How to Setup an Https Custom Domain with Coolify
Date: 2025-04-02 | coolify | craft | create | tech |
I've been using Coolify to host my websites on a personal VPS for the past few months. In a previous guide we talked about how to setup a custom domain with Coolify and here we'll discuss how to enable https so your site can be hit like https://yourdomain.tld
.
Setting up a Custom Domain with Coolify
To setup a custom domain you need to:
- Configure your domain's DNS records to point to your server's IP
- This is typically an A record that points
@
to the server IP
- This is typically an A record that points
- Configure your app on Coolify to list the custom domain in the
Domains
section
For more detailed instructions and a video walkthrough, see: How to configure a Custom Domain on Coolify.
Setting up Https with Coolify
Https enables traffic to be e2e encrypted from a user's browser to your server and back. It also helps to ensure that the site is "official" to prevent malicious actors from pretending to be your site.
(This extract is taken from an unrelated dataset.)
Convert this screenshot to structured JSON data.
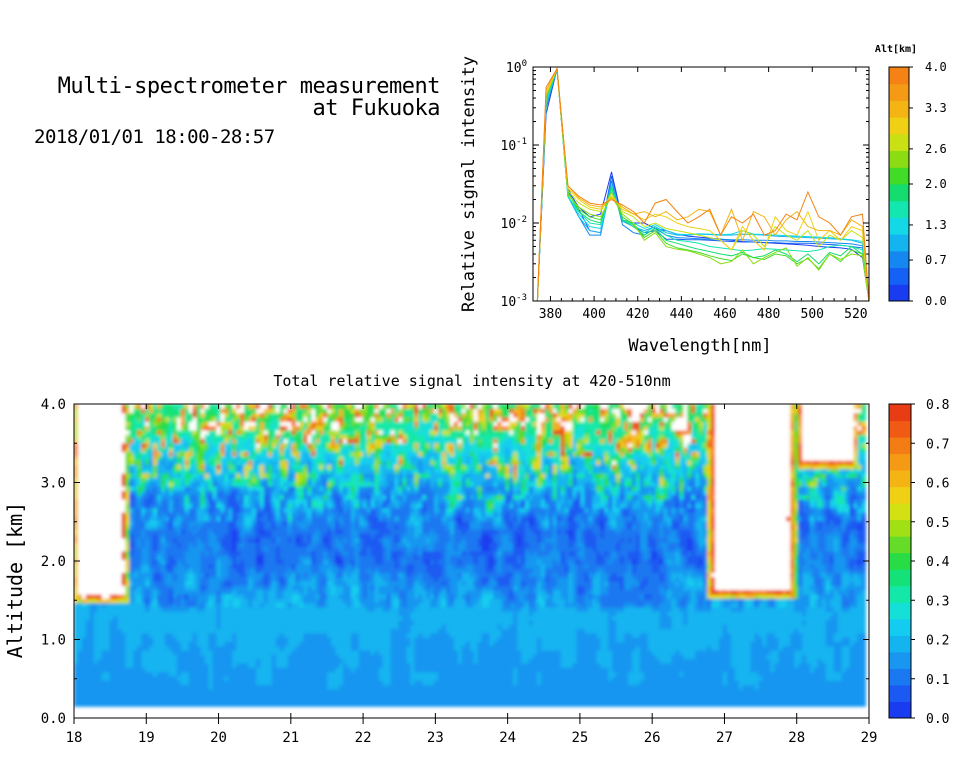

This is mostly handled with SSL certificates which are basically identifiers proving that your site is official.
Going into specifics about how SSL certs work is beyond the scope of the post but basically we need one on our server to show that the server is an official provider for the given domain.
There are two primary ways to do this:
- Let Coolify handle https / ssl certs for you - Good for most apps
- Do it yourself - Good if you want more control, maybe for an enterprise with a fleet of servers
Let Coolify Handle Https / SSL Certs
This is the simplest way. If you configure your domain on Coolify beginning with https
then Coolify will kick off a certificate creation process for you.
The way this works is it uses Let's Encrypt (an SSL Certificate Authority) to verify and issue an SSL Certificate then it hosts it on the server. In order for this to work, you need your domain's DNS to have an A record pointing to your server's IP Address - this is how Let's Encrypt verifies that the server at that IP address is an official provider for your domain.
Save your https
domain in your app's Coolify configuration then wait a minute or two and https should work.
(This is how I do https
for my sites - like One Million Checkboxes and CloudCompare)
Configure Https / SSL Certs Yourself
This one is more complicated but not terrible. I would only recommend doing this if you really want more control for some reason.
- Generate your own SSL certificate
- Copy the files into the
/data/coolify/proxy
directory of your server - Configure traefik (the router / load balancer) for your app to use the custom SSL certificates
If you go this route, reference the official docs as it may change: https://coolify.io/docs/knowledge-base/proxy/traefik/custom-ssl-certs
Next
So that's how you can setup https domains for your apps running Coolify. This is how I've done it for my recent apps - it works well and is pretty simple.